Even with these advances made, there was still a long road ahead before tractable cell culture systems were available that could support RNA replication, which circles us back to the 1999 Science article that I mentioned earlier by Volker Lohmann and Ralf Bartenschlager reporting the first HCV subgenomic replicons. Although an animal model had been established, and the replicon systems could facilitate testing of putative antiviral compounds directed at numerous targets within the HCV replication machinery, this field was not going to stop there. Eventually, HCV pseudovirus systems would be developed to study virus entry and the efficacy of neutralizing antibodies. And finally, in 2005, the complete HCV life cycle could be studied due to the establishment of HCVcc systems based on the JFH-1 sequence identified by Takaji Wakita's group, but this is a whole other chapter for another time. This story focuses on the discovery phase of HCV as the causative agent for NANB hepatitis.

In closing, I am reminded of one time when I was in a meeting with Sue Emerson and Bob Purcell, and they asked me to do a certain experiment. I replied that I could not perform that experiment because there was no way to do it… I will never forget Sue's response and I have relayed this lesson to all of my own trainees. She said, in a tone that I can still hear, “Don't tell me that something can't be done.
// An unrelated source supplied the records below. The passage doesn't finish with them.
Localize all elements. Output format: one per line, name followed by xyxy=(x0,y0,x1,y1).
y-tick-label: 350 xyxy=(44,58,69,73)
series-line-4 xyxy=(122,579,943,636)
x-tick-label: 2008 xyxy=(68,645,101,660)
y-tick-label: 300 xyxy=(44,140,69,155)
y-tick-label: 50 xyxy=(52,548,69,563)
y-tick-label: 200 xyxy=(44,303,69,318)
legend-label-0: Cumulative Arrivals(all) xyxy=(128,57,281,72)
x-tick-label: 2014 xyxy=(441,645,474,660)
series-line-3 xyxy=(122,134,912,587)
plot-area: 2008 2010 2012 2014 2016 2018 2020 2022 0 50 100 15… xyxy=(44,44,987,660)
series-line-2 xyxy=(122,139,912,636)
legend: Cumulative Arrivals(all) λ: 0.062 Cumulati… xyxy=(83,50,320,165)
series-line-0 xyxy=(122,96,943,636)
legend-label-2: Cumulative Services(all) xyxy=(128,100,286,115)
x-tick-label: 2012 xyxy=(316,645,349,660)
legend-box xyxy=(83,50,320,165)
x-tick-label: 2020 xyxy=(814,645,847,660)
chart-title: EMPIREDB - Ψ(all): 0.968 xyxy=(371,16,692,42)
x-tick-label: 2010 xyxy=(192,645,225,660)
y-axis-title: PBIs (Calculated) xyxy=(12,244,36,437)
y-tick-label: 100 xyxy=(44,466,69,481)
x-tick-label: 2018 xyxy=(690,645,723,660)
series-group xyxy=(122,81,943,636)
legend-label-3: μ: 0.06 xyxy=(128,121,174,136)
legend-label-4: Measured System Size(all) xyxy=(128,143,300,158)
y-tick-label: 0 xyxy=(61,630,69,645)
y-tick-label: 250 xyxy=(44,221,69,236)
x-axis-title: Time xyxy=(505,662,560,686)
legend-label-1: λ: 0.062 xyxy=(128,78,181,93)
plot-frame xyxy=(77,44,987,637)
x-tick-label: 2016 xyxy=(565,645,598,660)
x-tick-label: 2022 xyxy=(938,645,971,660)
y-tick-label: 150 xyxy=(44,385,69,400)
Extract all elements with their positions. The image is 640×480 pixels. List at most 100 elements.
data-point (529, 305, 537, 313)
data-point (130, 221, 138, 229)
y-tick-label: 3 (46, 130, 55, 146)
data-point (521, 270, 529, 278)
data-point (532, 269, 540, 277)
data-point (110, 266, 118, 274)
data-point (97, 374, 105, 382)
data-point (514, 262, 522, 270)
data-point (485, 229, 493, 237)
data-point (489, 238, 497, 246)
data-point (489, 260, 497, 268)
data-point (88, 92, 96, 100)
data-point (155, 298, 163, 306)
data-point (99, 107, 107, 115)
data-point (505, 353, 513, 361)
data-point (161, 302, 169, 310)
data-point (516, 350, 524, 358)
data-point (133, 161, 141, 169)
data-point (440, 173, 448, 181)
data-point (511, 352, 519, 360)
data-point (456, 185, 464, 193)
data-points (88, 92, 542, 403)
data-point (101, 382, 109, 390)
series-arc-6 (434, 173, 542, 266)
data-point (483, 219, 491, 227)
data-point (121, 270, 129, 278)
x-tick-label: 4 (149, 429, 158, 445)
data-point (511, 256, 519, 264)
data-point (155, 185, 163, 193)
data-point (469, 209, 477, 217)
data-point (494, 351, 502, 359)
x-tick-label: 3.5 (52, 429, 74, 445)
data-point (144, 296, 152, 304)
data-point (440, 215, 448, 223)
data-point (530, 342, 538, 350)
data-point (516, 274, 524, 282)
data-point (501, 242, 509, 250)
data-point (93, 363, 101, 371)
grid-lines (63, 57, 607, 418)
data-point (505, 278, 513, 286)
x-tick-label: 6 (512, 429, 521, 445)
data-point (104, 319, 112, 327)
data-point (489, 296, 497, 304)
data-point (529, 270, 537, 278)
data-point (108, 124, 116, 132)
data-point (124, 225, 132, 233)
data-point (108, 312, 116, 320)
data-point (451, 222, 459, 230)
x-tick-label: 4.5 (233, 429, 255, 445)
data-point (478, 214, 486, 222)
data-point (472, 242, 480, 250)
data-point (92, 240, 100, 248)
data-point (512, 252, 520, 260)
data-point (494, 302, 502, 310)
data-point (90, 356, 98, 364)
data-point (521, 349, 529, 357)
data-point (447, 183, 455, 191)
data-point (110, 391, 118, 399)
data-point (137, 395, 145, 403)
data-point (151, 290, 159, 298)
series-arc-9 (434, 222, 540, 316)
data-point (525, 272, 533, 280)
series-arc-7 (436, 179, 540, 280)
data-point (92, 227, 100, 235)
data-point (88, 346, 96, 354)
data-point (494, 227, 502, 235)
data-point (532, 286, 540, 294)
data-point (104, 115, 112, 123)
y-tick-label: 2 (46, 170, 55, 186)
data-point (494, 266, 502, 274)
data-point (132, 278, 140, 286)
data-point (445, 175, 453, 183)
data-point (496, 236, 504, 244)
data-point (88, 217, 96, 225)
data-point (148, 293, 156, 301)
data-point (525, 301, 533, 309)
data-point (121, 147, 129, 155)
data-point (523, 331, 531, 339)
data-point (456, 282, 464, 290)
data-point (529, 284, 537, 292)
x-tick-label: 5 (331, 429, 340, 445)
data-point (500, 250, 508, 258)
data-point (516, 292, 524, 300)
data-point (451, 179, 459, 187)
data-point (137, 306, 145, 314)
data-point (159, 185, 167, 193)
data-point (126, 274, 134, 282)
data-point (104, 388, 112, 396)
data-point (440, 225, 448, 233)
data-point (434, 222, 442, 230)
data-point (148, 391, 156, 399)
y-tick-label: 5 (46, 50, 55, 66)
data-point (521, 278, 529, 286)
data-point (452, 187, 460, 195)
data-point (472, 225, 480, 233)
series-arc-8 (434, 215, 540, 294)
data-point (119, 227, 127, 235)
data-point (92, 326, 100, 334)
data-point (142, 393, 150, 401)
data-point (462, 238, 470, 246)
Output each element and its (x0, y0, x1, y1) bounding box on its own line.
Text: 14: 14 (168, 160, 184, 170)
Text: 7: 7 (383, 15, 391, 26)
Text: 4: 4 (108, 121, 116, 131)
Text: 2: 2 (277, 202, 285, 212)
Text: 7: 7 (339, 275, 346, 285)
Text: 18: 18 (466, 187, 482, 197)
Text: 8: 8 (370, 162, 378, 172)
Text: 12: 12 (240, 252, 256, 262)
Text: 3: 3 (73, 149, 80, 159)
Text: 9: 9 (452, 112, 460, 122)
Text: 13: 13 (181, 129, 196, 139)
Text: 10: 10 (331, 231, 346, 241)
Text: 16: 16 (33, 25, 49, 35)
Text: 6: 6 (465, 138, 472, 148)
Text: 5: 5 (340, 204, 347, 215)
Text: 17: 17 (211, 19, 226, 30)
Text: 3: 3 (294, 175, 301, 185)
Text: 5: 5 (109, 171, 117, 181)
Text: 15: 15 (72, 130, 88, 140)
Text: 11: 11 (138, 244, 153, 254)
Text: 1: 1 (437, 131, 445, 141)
I spent my whole career finding ways to do things that couldn't be done. That is why we're here, to find ways to do things that can't be done.” And that is the answer to all scientific questions. HCV has been cured. COVID-19 can be cured. Effective vaccines for HCV, HIV, and SARS-CoV-2 are possible. We just have not found the way to do these things yet. That is indeed why we are in science, why we do what we love to do. To end off on a lighter note, because we all need to smile right now, I will give the third member of this Nobel team the last word. If you have ever had the pleasure to meet Harvey Alter, you will not be surprised by the fact that when I asked him for a quote for this editorial, he simply replied, “Nobel elation is transient, but emails are forever!” He offered to provide something more serious, but we both agreed that was perfect.